From October 2006 to March 2008, health care providers from the University of Massachusetts correctional health program incorporated this screening tool as part of intake medical evaluations, after a brief educational seminar regarding the potential individual and public health benefits of identifying acute HCV. To limit the burden on health care providers, the screening questionnaire was comprised of only six questions (Fig. 1). The first two addressed whether the inmate had prior HCV serologic testing. If the patient self-reported a history of a

positive HCV test, he/she was considered likely to have past infection and was referred to the medical service. If the patient reported no prior testing, unknown status,

or prior HCV seronegativity, additional questions were posed regarding new behavioral risk factors within 12 months prior to incarceration (initiation of IDU, sharing selleck chemicals Roscovitine mouse of needles or paraphernalia).14 If the patient denied risk factors for HCV acquisition, he/she was classified as low-risk. If he/she reported recent initiation of IDU and/or sharing of needles or paraphernalia, the patient was classified as high-risk. In addition, inmates who were initially diagnosed with HCV during the current incarceration or who had new seroconversion were considered high-risk for acute infection. Inmates identified as high-risk underwent in-depth interviews with the study personnel (either a registered nurse or

an infectious disease specialist). Historical data were collected in the following domains: (1) symptoms consistent with hepatitis (right-sided quadrant pain, nausea, vomiting, fatigue, jaundice, dark urine, and loss of appetite), (2) specific risk behaviors, and (3) temporal changes in behaviors. If the inmate reported recent HCV testing, medical records were requested after permission was granted. In order to evaluate elevations in aminotransferases, the patient was also asked about alcohol intake prior to incarceration.
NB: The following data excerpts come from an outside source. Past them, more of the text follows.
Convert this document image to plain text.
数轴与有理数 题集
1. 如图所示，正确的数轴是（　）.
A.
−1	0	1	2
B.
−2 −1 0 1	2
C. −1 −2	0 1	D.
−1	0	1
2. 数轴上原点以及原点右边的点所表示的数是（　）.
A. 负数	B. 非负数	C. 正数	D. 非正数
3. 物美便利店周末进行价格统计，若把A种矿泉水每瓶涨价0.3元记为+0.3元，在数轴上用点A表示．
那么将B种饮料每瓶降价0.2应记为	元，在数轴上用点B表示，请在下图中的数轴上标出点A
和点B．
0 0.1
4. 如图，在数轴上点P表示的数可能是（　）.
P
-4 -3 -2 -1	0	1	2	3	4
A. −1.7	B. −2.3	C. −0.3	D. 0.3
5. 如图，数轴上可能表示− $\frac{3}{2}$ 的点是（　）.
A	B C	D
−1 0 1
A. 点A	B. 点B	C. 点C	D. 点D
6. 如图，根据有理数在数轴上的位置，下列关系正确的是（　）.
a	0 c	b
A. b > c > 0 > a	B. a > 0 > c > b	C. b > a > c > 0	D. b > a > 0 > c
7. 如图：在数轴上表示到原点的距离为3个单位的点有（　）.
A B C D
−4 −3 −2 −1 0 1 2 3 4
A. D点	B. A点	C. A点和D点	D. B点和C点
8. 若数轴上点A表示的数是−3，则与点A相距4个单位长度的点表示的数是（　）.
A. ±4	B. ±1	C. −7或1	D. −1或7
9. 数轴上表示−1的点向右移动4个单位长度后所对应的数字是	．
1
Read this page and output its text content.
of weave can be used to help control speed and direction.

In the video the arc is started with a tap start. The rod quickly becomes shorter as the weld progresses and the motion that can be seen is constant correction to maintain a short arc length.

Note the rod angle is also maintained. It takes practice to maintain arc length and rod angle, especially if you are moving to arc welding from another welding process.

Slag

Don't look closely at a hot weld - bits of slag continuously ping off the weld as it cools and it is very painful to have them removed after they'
In addition, we performed laboratory testing, Atorvastatin including alanine aminotransferase (ALT), HCV antibody (EIA 2.0, Abbott Laboratories), HCV RNA levels (bDNA, Chiron), human immunodeficiency virus (HIV) antibody (Genetic Systems HIV-1 Western Blot, BioRad or OraQuick ADVANCE rapid antibody test, OraSure Technologies), and hepatitis A virus (HAV) and hepatitis B virus (HBV) serologies (i.e., HAV total antibody, HBV core antibody, HBV surface antigen, HBV surface antibody). High-risk inmates were immunized for HAV and HBV as needed. Patients were categorized according to their probability of having acute viral hepatitis using two parallel approaches as reported (Fig. 2).15 We utilized an ALT level >7 times the upper limit of normal (ULN) as our diagnostic threshold, as defined by the CDC.